Oh, but fuck it. There would always be competition. Armed services were designed to protect turf, to engage with, to prevail against. Of course they’d compete with each other.

And, if that supposedly fucking enormous and ultimately powerful Mercatoria fleet wasn’t rushing towards them even now, would not some of the people in Ulubis — maybe quite a lot of the people in Ulubis — be contemplating not resisting the Beyonder-Starveling invasion at all? Might they not, instead, be thinking about how they could come to an accommodation with those threatening invasion?

Despite all the propaganda they’d been subject to, secret polls and secret police reports indicated that a lot of ordinary people felt they might not be any worse off under the Beyonder\ Starveling forces. Some people in power would feel the same way, especially if they were being told to sacrifice property and wealth and even risk their own lives in what might turn out to be a lost cause.

Even some of those round this impressively large round table in this impressively large and cool and subtly lit boardroom-resembling-meeting-chamber might have been tempted to think about ways to cope with the threatened invasion that didn’t involve resistance to the last ship and soldier, if it hadn’t been for the oncoming Mercatoria Fleet.

Saluus supposed they had to assume that the fleet really was on the way. There were other possibilities, and he’d thought them all through — and talked them all through with his own advisers and experts — but ultimately they had to be dismissed. Whether the Dweller List existed or not, everybody appeared to be acting as though it did, and that was all that mattered. It was a bit like money: all about trust, about faith. The value lay in what people believed, not in anything intrinsic.

Never mind. After covering the latest intelligence and his own. shocking remissness in not making the refitted ships invulnerable to alien hyper-weapons, the meeting was finally getting round to something useful.

Back to grisly reality.

“The main thing,” Fleet Admiral Brimiaice told them (the quaup commander was keen on Main Things and In The Ends), “is that the Dwellers don’t seem to want to continue hostilities.”

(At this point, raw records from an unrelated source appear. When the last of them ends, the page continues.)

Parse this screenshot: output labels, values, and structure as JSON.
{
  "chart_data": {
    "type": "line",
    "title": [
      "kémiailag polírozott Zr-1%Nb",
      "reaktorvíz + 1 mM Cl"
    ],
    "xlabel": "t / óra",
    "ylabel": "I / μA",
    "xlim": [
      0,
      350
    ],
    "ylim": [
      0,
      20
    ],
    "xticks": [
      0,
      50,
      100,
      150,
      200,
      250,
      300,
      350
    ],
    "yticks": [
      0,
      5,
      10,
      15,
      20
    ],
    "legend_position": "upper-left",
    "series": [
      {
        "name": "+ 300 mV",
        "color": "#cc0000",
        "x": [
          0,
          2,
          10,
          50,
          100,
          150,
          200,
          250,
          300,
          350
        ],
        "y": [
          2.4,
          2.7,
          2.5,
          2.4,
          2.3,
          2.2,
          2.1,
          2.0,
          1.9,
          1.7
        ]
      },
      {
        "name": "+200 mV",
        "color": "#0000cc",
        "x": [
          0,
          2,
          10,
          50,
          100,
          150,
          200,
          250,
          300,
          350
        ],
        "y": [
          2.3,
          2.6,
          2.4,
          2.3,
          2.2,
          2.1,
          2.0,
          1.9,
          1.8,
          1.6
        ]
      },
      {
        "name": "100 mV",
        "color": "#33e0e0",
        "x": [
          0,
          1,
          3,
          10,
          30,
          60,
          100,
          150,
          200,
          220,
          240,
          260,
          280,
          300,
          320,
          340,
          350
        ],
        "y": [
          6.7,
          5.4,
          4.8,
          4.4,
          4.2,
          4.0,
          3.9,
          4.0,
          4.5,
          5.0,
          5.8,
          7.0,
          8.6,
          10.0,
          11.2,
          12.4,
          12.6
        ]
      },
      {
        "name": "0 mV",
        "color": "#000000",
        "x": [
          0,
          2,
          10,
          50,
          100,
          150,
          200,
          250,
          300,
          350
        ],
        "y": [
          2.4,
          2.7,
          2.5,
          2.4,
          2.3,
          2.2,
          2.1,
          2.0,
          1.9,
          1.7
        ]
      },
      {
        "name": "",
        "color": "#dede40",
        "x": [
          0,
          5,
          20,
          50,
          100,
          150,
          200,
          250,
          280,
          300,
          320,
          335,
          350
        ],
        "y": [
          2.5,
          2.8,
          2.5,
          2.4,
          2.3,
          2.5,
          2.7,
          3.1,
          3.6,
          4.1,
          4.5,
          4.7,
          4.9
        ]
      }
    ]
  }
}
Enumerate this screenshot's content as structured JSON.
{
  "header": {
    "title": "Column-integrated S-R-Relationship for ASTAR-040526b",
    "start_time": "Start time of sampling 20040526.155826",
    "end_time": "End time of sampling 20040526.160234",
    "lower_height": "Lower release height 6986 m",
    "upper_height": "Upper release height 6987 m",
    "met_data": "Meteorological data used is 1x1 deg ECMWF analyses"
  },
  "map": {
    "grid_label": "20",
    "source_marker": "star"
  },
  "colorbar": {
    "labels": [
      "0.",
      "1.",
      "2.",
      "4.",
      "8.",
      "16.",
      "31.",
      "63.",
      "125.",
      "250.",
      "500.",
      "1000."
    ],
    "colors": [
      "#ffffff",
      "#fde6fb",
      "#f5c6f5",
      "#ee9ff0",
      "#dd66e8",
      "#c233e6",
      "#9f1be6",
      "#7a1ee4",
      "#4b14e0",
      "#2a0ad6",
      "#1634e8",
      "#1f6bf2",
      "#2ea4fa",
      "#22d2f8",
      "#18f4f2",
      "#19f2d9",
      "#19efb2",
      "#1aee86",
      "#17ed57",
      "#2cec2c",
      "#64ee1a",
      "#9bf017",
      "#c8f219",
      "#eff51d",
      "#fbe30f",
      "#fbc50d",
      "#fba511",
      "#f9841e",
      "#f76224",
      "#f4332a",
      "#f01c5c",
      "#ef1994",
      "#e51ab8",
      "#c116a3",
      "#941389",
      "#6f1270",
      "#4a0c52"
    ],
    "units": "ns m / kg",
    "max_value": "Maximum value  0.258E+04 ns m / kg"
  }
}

After their initial, furious take-no-prisoners attack and no-quarter polishing-off of those who’d got away, the Dwellers had just as suddenly gone back to their usual show of Shucks-us? ineptitude, claiming it had all been a terrible mistake and could they help with the Third Fury rebuild?

“And thank fuck for that!” Guard-General Thovin said. “If they did, we’d have absolutely no chance. Facing the Beyonder-Starveling lot and the Dwellers as well! Holy shit! No chance. No chance at all!” Thovin was a dumpy barrel of a man, dark and powerful-looking. His voice was suitably gruff.

“Instead, only almost no chance,” Shrievalty Colonel Somjomion said with a thin smile.

“We have every chance, madam!” Fleet Admiral Brimiaice thundered, banging the table with one tubular armling. His splendidly uniformed and decorated body, like a well-tailored airship the size of a small hippo, rose in the air. “We need no defeatist talk here, of all places!”

“We have seventy fewer ships than we had,” the Shrievalty colonel reminded them, without drama.

“We still have the will,” Brimiaice said. “That’s the important point. And we have plenty of ships. And more being built all the time.” He looked at Saluus, who nodded and tried not to let his contempt show.